We won't get perfect, but we just might get further.

Aspiring to be a stick in the mud.

Mark_Smith's picture

In contemporary politics things are so polarized there is no choice but to pick the lesser of two evils. In the 2016 election, there was no real choice other than Trump. Clinton would have been a total disaster.

As for Moore, the other guy Jones I think, is a total died in the wool socialist Democrat who is pro-abortion, same-sex marriage, etc. How can you vote for someone other than Moore given the present reality that NO ONE can get on the ballot other than Moore and Jones?

Jay's picture

The same people illustrate how we can apply character as a test.  OK, Trump DID cheat on his first two wives, and his businesses did go bankrupt a few times.  In contrast, his opponent in the general election covered for her husband's repeated cheating by heading his "bimbo eruptions" team and came close to personal bankruptcy due to those condoned adulteries leading to perjury, obstruction of justice, sexual assault, and more on the part of her husband.  She also escaped prosecution for her role in Whitewater (not just a civil lawsuit; prosecution)  by what appears to be deliberately hiding her records from the Rose law firm.

I am so, so sick of "yeah, our candidate is bad but theirs is worse..."

Sick. To. Death.

"Our task today is to tell people — who no longer know what sin is...no longer see themselves as sinners, and no longer have room for these categories — that Christ died for sins of which they do not think they’re guilty." - David Wells

Bert Perry's picture

Jay wrote:

<my stuff snipped>

I am so, so sick of "yeah, our candidate is bad but theirs is worse..."

Sick. To. Death.

Every election is that way, Jay.   Romans 13 makes clear that the central point of having a king at all is moral issues, and in a republic or democracy, our central point as electors is to figure out which candidates will be the best, or the least hazardous, in that office.  You look at the moral components of the candidates and their platform--what they will do and whether their character suggests they will do it well--and make your best guess.  In a world stained by sin, that's really the only thing we can do until the sinless King reigns, no?

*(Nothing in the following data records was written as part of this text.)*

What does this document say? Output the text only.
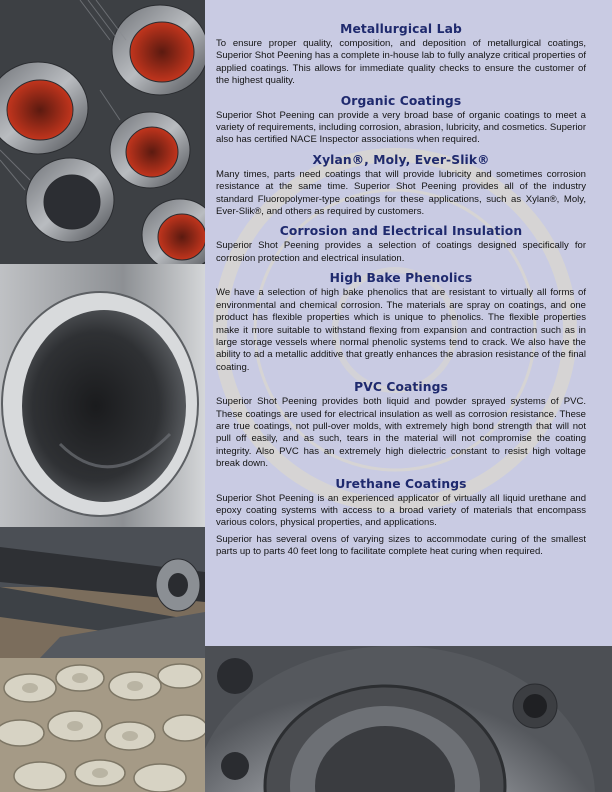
Metallurgical Lab

To ensure proper quality, composition, and deposition of metallurgical coatings, Superior Shot Peening has a complete in-house lab to fully analyze critical properties of applied coatings. This allows for immediate quality checks to ensure the customer of the highest quality.

Organic Coatings

Superior Shot Peening can provide a very broad base of organic coatings to meet a variety of requirements, including corrosion, abrasion, lubricity, and cosmetics. Superior also has certified NACE Inspector associations when required.

Xylan®, Moly, Ever-Slik®

Many times, parts need coatings that will provide lubricity and sometimes corrosion resistance at the same time. Superior Shot Peening provides all of the industry standard Fluoropolymer-type coatings for these applications, such as Xylan®, Moly, Ever-Slik®, and others as required by customers.

Corrosion and Electrical Insulation

Superior Shot Peening provides a selection of coatings designed specifically for corrosion protection and electrical insulation.

High Bake Phenolics

We have a selection of high bake phenolics that are resistant to virtually all forms of environmental and chemical corrosion. The materials are spray on coatings, and one product has flexible properties which is unique to phenolics. The flexible properties make it more suitable to withstand flexing from expansion and contraction such as in large storage vessels where normal phenolic systems tend to crack. We also have the ability to ad a metallic additive that greatly enhances the abrasion resistance of the final coating.

PVC Coatings

Superior Shot Peening provides both liquid and powder sprayed systems of PVC. These coatings are used for electrical insulation as well as corrosion resistance. These are true coatings, not pull-over molds, with extremely high bond strength that will not pull off easily, and as such, tears in the material will not compromise the coating integrity. Also PVC has an extremely high dielectric constant to resist high voltage break down.

Urethane Coatings

Superior Shot Peening is an experienced applicator of virtually all liquid urethane and epoxy coating systems with access to a broad variety of materials that encompass various colors, physical properties, and applications.

Superior has several ovens of varying sizes to accommodate curing of the smallest parts up to parts 40 feet long to facilitate complete heat curing when required.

It's ickier today, yes, and some of the reasons why include that we're willing to name sins today that (for example) Nixon wasn't willing to name about Kennedy in 1960, we've got a habit of believing accusers without checking their stories, and the always brutal science of politics has gone up a notch.  But if you read political cartoons from the late 1800s, you'll see pretty quickly that it's not as new as we'd think.  Or, for that matter, read about the death of Cicero, which was basically a Mueller investigation on steroids.

Aspiring to be a stick in the mud.

Mike Harding's picture

Why didn't the accusers come forward during the primaries in Alabama?  More than likely they would have prevented Moore from getting the senate nomination.  Looks like a political calculation on their part.

Pastor Mike Harding

Joel Shaffer's picture

Probably the better explanation is the #MeToo campaign, which gained steam after the Weinstein/Hollywood sex scandal was the hot news somewhere in the middle of October.  Whereas Roy Moore won the primaries  Sept. 26th, which was 3 weeks earlier.  Women across the country have felt emboldened to speak out against those who preyed on them, including Roy Moore (if the allegations are true).   What's interesting is that the woman that accused Moore of sexually molesting her when she was 14 has been a life-long Republican voter and even voted for Trump.  And when the Washington Post showed they really do fact-check and scrutinize stories of sexual abuse against public figures such as Moore when they exposed the conservative media watch-dog Project Veritas, who was trying to bait them with a lady with a false story of how Moore impregnated her at the age of 15, the liberal conspiracy that Moore has alleged against him since he was first accused began to fall apart.  When it comes to politics the danger for us conservatives is that our political bias reveals that we only see/expect depravity/sin-nature in those who are progressives/liberals, which leads us to functionally deny Romans 3:10.